The sheriffs’ department, on the other hand, had no problem busting service people on County turf. Lawyer’s fees, court costs and fines kept them in shiny new cop equipment, so he was glad to get on base where they couldn’t reach.

Daniel pulled into the on-base McDonald’s drive-through and got two Big Mac meals. Hungry, he’d eaten nothing but a ham sandwich in some very strange circumstances since coming home less than three hours ago. Was it only that long? Since then, his whole world had turned upside down.

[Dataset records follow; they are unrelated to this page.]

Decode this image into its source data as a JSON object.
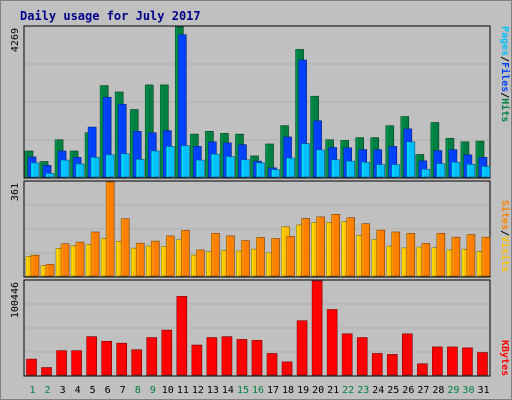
{
  "title": "Daily usage for July 2017",
  "colors": {
    "background": "#c0c0c0",
    "title": "#00008b",
    "pages": "#00c0ff",
    "files": "#0040ff",
    "hits": "#008040",
    "sites": "#ff8000",
    "visits": "#ffc000",
    "kbytes": "#ff0000",
    "weekend_day": "#008040",
    "weekday": "#000000"
  },
  "chart_data": [
    {
      "type": "bar",
      "name": "hits-panel",
      "ymax_label": "4269",
      "ylim": [
        0,
        4269
      ],
      "legend": [
        {
          "label": "Pages",
          "color": "#00c0ff"
        },
        {
          "label": "/",
          "color": "#000000"
        },
        {
          "label": "Files",
          "color": "#0040ff"
        },
        {
          "label": "/",
          "color": "#000000"
        },
        {
          "label": "Hits",
          "color": "#008040"
        }
      ],
      "series": [
        {
          "name": "Hits",
          "values": [
            740,
            440,
            1060,
            740,
            1260,
            2600,
            2420,
            1920,
            2620,
            2620,
            4269,
            1220,
            1300,
            1240,
            1220,
            600,
            940,
            1460,
            3630,
            2300,
            1060,
            1040,
            1120,
            1120,
            1460,
            1720,
            640,
            1550,
            1100,
            1000,
            1020
          ]
        },
        {
          "name": "Files",
          "values": [
            570,
            330,
            740,
            560,
            1420,
            2270,
            2070,
            1300,
            1260,
            1320,
            4050,
            870,
            1000,
            970,
            920,
            450,
            260,
            1140,
            3330,
            1600,
            840,
            830,
            780,
            780,
            870,
            1370,
            460,
            750,
            780,
            630,
            560
          ]
        },
        {
          "name": "Pages",
          "values": [
            400,
            100,
            480,
            370,
            560,
            630,
            660,
            500,
            740,
            870,
            890,
            480,
            650,
            580,
            490,
            400,
            210,
            540,
            950,
            770,
            490,
            450,
            420,
            350,
            350,
            1000,
            220,
            380,
            420,
            360,
            300
          ]
        }
      ]
    },
    {
      "type": "bar",
      "name": "visits-panel",
      "ymax_label": "361",
      "ylim": [
        0,
        361
      ],
      "legend": [
        {
          "label": "Sites",
          "color": "#ff8000"
        },
        {
          "label": "/",
          "color": "#000000"
        },
        {
          "label": "Visits",
          "color": "#ffc000"
        }
      ],
      "series": [
        {
          "name": "Sites",
          "values": [
            80,
            45,
            124,
            130,
            169,
            361,
            220,
            126,
            134,
            154,
            175,
            100,
            164,
            154,
            136,
            148,
            144,
            152,
            221,
            227,
            237,
            224,
            201,
            176,
            169,
            164,
            125,
            164,
            149,
            159,
            149
          ]
        },
        {
          "name": "Visits",
          "values": [
            75,
            40,
            106,
            116,
            121,
            144,
            133,
            107,
            115,
            113,
            139,
            80,
            93,
            98,
            96,
            103,
            89,
            189,
            196,
            205,
            206,
            209,
            156,
            140,
            115,
            108,
            111,
            109,
            100,
            103,
            94
          ]
        }
      ]
    },
    {
      "type": "bar",
      "name": "kbytes-panel",
      "ymax_label": "100446",
      "ylim": [
        0,
        100446
      ],
      "legend": [
        {
          "label": "KBytes",
          "color": "#ff0000"
        }
      ],
      "series": [
        {
          "name": "KBytes",
          "values": [
            17000,
            8000,
            26000,
            26000,
            41000,
            36000,
            34000,
            27000,
            40000,
            48000,
            84000,
            32000,
            40000,
            41000,
            38000,
            37000,
            23000,
            14000,
            58000,
            100446,
            70000,
            44000,
            40000,
            23000,
            22000,
            44000,
            12000,
            30000,
            30000,
            29000,
            24000
          ]
        }
      ]
    }
  ],
  "days": [
    "1",
    "2",
    "3",
    "4",
    "5",
    "6",
    "7",
    "8",
    "9",
    "10",
    "11",
    "12",
    "13",
    "14",
    "15",
    "16",
    "17",
    "18",
    "19",
    "20",
    "21",
    "22",
    "23",
    "24",
    "25",
    "26",
    "27",
    "28",
    "29",
    "30",
    "31"
  ],
  "weekend_days": [
    1,
    2,
    8,
    9,
    15,
    16,
    22,
    23,
    29,
    30
  ]
}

Sitting in the parking lot with the van’s rear against the dumpster-corral wall, he watched and thought. He doubted they knew where he was, or they’d have had him by now, but they must have been tracking Elise. Some kind of bug, like the bloodhound modules used in the sandbox for certain ops. About the size of a pack of cigarettes, a little antenna, a strong magnet, turn it on, stick it under an enemy bumper and as long as the battery lasted you could track him, intel or drone fodder.

He crammed burger into his mouth, sucked down the first Coke in one long pull. Eating the entire first large fries in three big bites, he then slowed down to work on the second meal, and kept thinking.